The first step, according to James, is to assess the organization’s current state. “You must first establish a baseline for your current state of operations, and then determine where you want to go,” he says. “You must know where you want to go.” “In such a case, you’ll need to build your business case to give yourself the ability to get there.”
Although it may appear that thinking about identity in terms of granular user access and dynamic workloads will complicate identity management, Crawford believes that the effort will be well worth it in the long run. “What are your plans for the scope of this access? How specifically does it have to be in order to hit a specific target? In terms of regulatory requirements and other factors, who should have access to what types of assets, and what factors should you consider? When identity and access management are elevated to this level, it will aid in increasing security and providing a better experience for all “Crawford explains.
I’Anson adds that in order to get the most out of zero trust, some preparation is required. The good news is that existing investments in identity management and maturity levels will help with the transition. According to I’Anson, the transition to zero trust will be much easier depending on how developed the existing identity management program is. Existing LDAP implementations can be used as a starting point because they already build a solid initial foundation of roles and identities. “Because they’ve already established themselves, you can use them as a starting point…”
The following step is to identify those business cases that have viable implementations. “One of the most important aspects of having zero trust is that it cannot be achieved by quickly switching on or off a switch. You can achieve zero trust by following the steps methodically “I’Anson says “In order to implement zero trust, you must first create a business case, which may be specific to a business unit or domain.”
James concurs. “When implementing zero trust, it is critical to look for potential quick wins and the associated use cases. Design and build a flexible architecture that can provide value to each of those use cases “He elaborates. Rather than splicing together ad hoc components and technologies, “doing so provides a stronger foundation upon which to build.”
As a result, it is critical to agree on and standardize a zero-trust method. According to James, “if you standardize, you won’t have five different ways to zero trust dispersed throughout your organization in two years.” Many of these approaches are unlikely to collaborate and will provide no benefit if not integrated.
Last but not least, Crawford recommends that enterprises use all of the authentication techniques that are now available to them during the initial stage of authentication. “We are seeing an increase in the availability of access control methods that were once considered extremely sophisticated.

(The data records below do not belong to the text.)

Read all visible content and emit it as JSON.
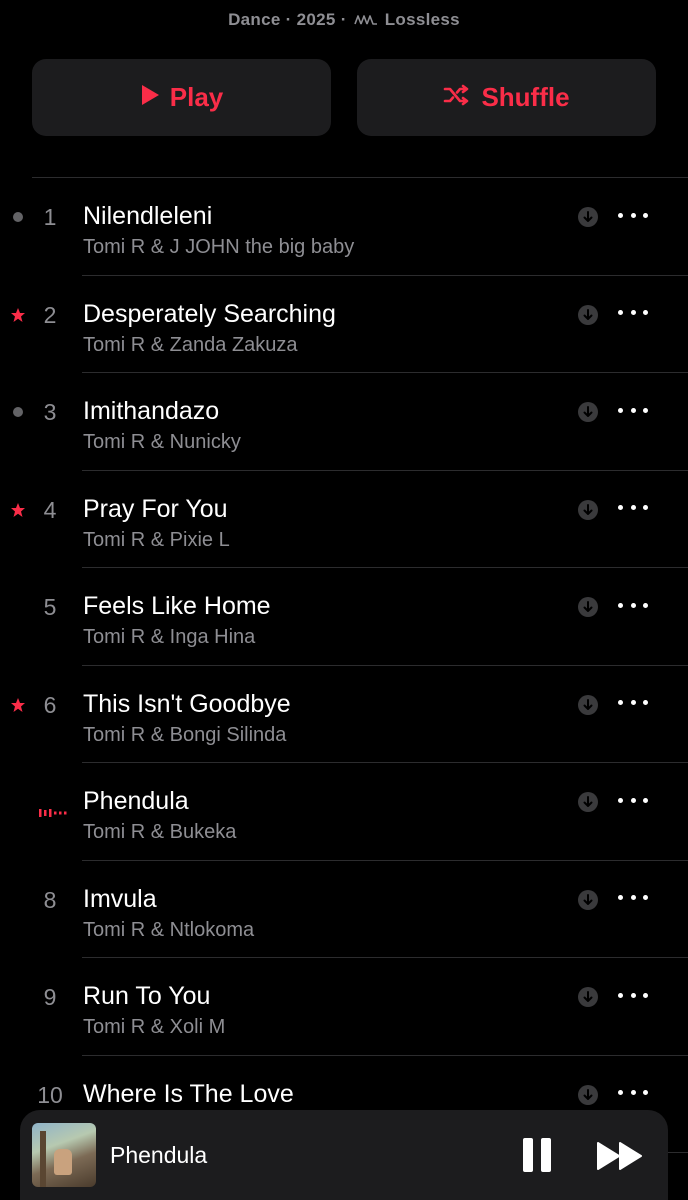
{
  "header": {
    "genre": "Dance",
    "year": "2025",
    "quality": "Lossless"
  },
  "actions": {
    "play_label": "Play",
    "shuffle_label": "Shuffle"
  },
  "colors": {
    "accent": "#fa2d48",
    "background": "#000000",
    "secondary_text": "#8e8e93"
  },
  "tracks": [
    {
      "number": "1",
      "title": "Nilendleleni",
      "artist": "Tomi R & J JOHN the big baby",
      "marker": "dot"
    },
    {
      "number": "2",
      "title": "Desperately Searching",
      "artist": "Tomi R & Zanda Zakuza",
      "marker": "star"
    },
    {
      "number": "3",
      "title": "Imithandazo",
      "artist": "Tomi R & Nunicky",
      "marker": "dot"
    },
    {
      "number": "4",
      "title": "Pray For You",
      "artist": "Tomi R & Pixie L",
      "marker": "star"
    },
    {
      "number": "5",
      "title": "Feels Like Home",
      "artist": "Tomi R & Inga Hina",
      "marker": "none"
    },
    {
      "number": "6",
      "title": "This Isn't Goodbye",
      "artist": "Tomi R & Bongi Silinda",
      "marker": "star"
    },
    {
      "number": "",
      "title": "Phendula",
      "artist": "Tomi R & Bukeka",
      "marker": "now-playing"
    },
    {
      "number": "8",
      "title": "Imvula",
      "artist": "Tomi R & Ntlokoma",
      "marker": "none"
    },
    {
      "number": "9",
      "title": "Run To You",
      "artist": "Tomi R & Xoli M",
      "marker": "none"
    },
    {
      "number": "10",
      "title": "Where Is The Love",
      "artist": "",
      "marker": "none"
    }
  ],
  "mini_player": {
    "title": "Phendula",
    "state": "playing"
  }
}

Biometric authentication is one such method, which is included with a significant amount of commodity consumer endpoint technology. Use these various methods of identification “Crawford claims
Businesses are adopting a wide range of technologies to achieve their goals of completing their digital transformations as quickly as possible. Mobility, cloud computing, machine learning, containers and microservices, and other technologies are among them. If they want to win this competition, they will need an approach to identity management and authentication that is as flexible, elastic, and intelligent as the computing environments they are building. That strategy could entail no trust at all.